Higher Pre-treatment 5-HT1A Receptor Binding Potential in Bipolar Disorder Depression is Associated with Treatment Remission: A Naturalistic Treatment Pilot PET Study

Martin J Lan 1,2, Natalie Hesselgrave 2, Adam Ciarleglio 2,3, R Todd Ogden 2,3, Gregory M Sullivan 1,2, J John Mann 1,2,4, Ramin V Parsey 5
PMCID: PMC3809836  NIHMSID: NIHMS504107  PMID: 23720414

Abstract

Bipolar Disorder is a major cause of disability and a high risk for suicide. The pathophysiology of the disorder remains largely unknown. Medication choice for bipolar depression patients involves trial and error. Our group reported previously that brain serotonin 1A (5HT1A) receptor binding measured by positron emission tomography (PET) is higher in bipolar depression. We now investigated whether pretreatment 5HT1A levels correlates with antidepressant medication outcome. 41 medication-free DSM-IV diagnosed, bipolar patients in a major depressive episode (MDE) had brain PET scans performed using [11C]WAY-100635 and a metabolite corrected arterial input function. The patients then received naturalistic psychopharmacologic treatment as outpatients and a follow up Hamilton Depression Rating Scale (HDRS) after 3 months of treatment. Patients with 24 item HDRS scores less than 10 were considered to have remitted. A linear mixed effects model was used to compare BPF (binding potential, proportional to the total number of available receptors) in 13 brain regions of interest between remitters and non-remitters. 34 patients completed 3 months of treatment and ratings; 9 had remitted. Remitters and non-remitters did not differ in age, sex or recent medication history with serotonergic medications. Remitters had higher [11C]WAY-100635 BPF across all brain regions compared with non-remitters (p=0.02). Higher pre-treatment brain 5HT1A receptor binding was associated with remission after 3 months of pharmacological treatment in bipolar depression. Prospective treatment studies are warranted to determine whether this test predicts outcome of specific types of treatment.

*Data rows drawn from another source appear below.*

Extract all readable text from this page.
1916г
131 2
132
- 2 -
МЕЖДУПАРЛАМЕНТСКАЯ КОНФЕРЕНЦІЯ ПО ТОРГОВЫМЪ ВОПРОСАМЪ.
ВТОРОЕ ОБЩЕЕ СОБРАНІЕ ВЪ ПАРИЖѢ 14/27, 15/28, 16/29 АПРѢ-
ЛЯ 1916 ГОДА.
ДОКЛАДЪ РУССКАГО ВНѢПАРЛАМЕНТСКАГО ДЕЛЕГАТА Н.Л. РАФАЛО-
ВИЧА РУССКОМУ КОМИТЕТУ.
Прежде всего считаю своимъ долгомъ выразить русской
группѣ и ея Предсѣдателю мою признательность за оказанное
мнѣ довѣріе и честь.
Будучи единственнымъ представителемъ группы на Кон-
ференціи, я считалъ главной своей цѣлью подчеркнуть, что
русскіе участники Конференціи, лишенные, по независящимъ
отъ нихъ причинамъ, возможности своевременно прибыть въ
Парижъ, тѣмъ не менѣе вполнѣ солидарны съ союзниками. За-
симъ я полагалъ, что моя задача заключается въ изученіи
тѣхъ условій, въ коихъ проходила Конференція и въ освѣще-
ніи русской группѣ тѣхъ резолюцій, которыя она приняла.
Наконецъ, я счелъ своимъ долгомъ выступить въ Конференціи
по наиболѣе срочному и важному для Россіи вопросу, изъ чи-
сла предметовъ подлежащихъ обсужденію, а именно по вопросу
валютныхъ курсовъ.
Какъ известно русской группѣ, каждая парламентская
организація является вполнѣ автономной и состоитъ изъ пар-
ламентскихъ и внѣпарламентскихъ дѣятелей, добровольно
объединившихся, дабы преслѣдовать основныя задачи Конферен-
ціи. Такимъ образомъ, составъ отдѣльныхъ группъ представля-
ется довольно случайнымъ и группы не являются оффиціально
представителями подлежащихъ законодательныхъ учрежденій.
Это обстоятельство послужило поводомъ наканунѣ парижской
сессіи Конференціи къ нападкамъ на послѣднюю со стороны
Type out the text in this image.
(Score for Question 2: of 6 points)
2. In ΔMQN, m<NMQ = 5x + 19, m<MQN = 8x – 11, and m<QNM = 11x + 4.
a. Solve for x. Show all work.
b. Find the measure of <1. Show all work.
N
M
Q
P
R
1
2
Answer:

Keywords: Bipolar Disorder, PET, [11C]WAY-100635, Antidepressant, Mood stabilizer

Introduction

Bipolar disorder is the sixth leading cause of disability-adjusted-life-years of all diseases according to the World Health Organization (2002). About 1% of the population meets lifetime criteria for bipolar I disorder and 1.2% for bipolar II disorder (Bauer & Pfennig, 2005; Weissman et al, 1996). It carries an increased risk for suicide, which accounts for approximately 10% of deaths in those with this diagnosis (Harris & Barraclough, 1997). The risk of suicide is elevated during episodes of major depression and mixed mood states, making depression a key risk factor. There is debate about the medication options for treatment of depression, and no laboratory or clinical tools exist for treatment selection. Progress in developing such a laboratory tool is handicapped by the fact that the disease pathophysiology remains largely unknown, and the mechanisms of action of the medications effective as either mood stabilizers or antidepressants in bipolar depression have not been fully elucidated (Belmaker, 2004).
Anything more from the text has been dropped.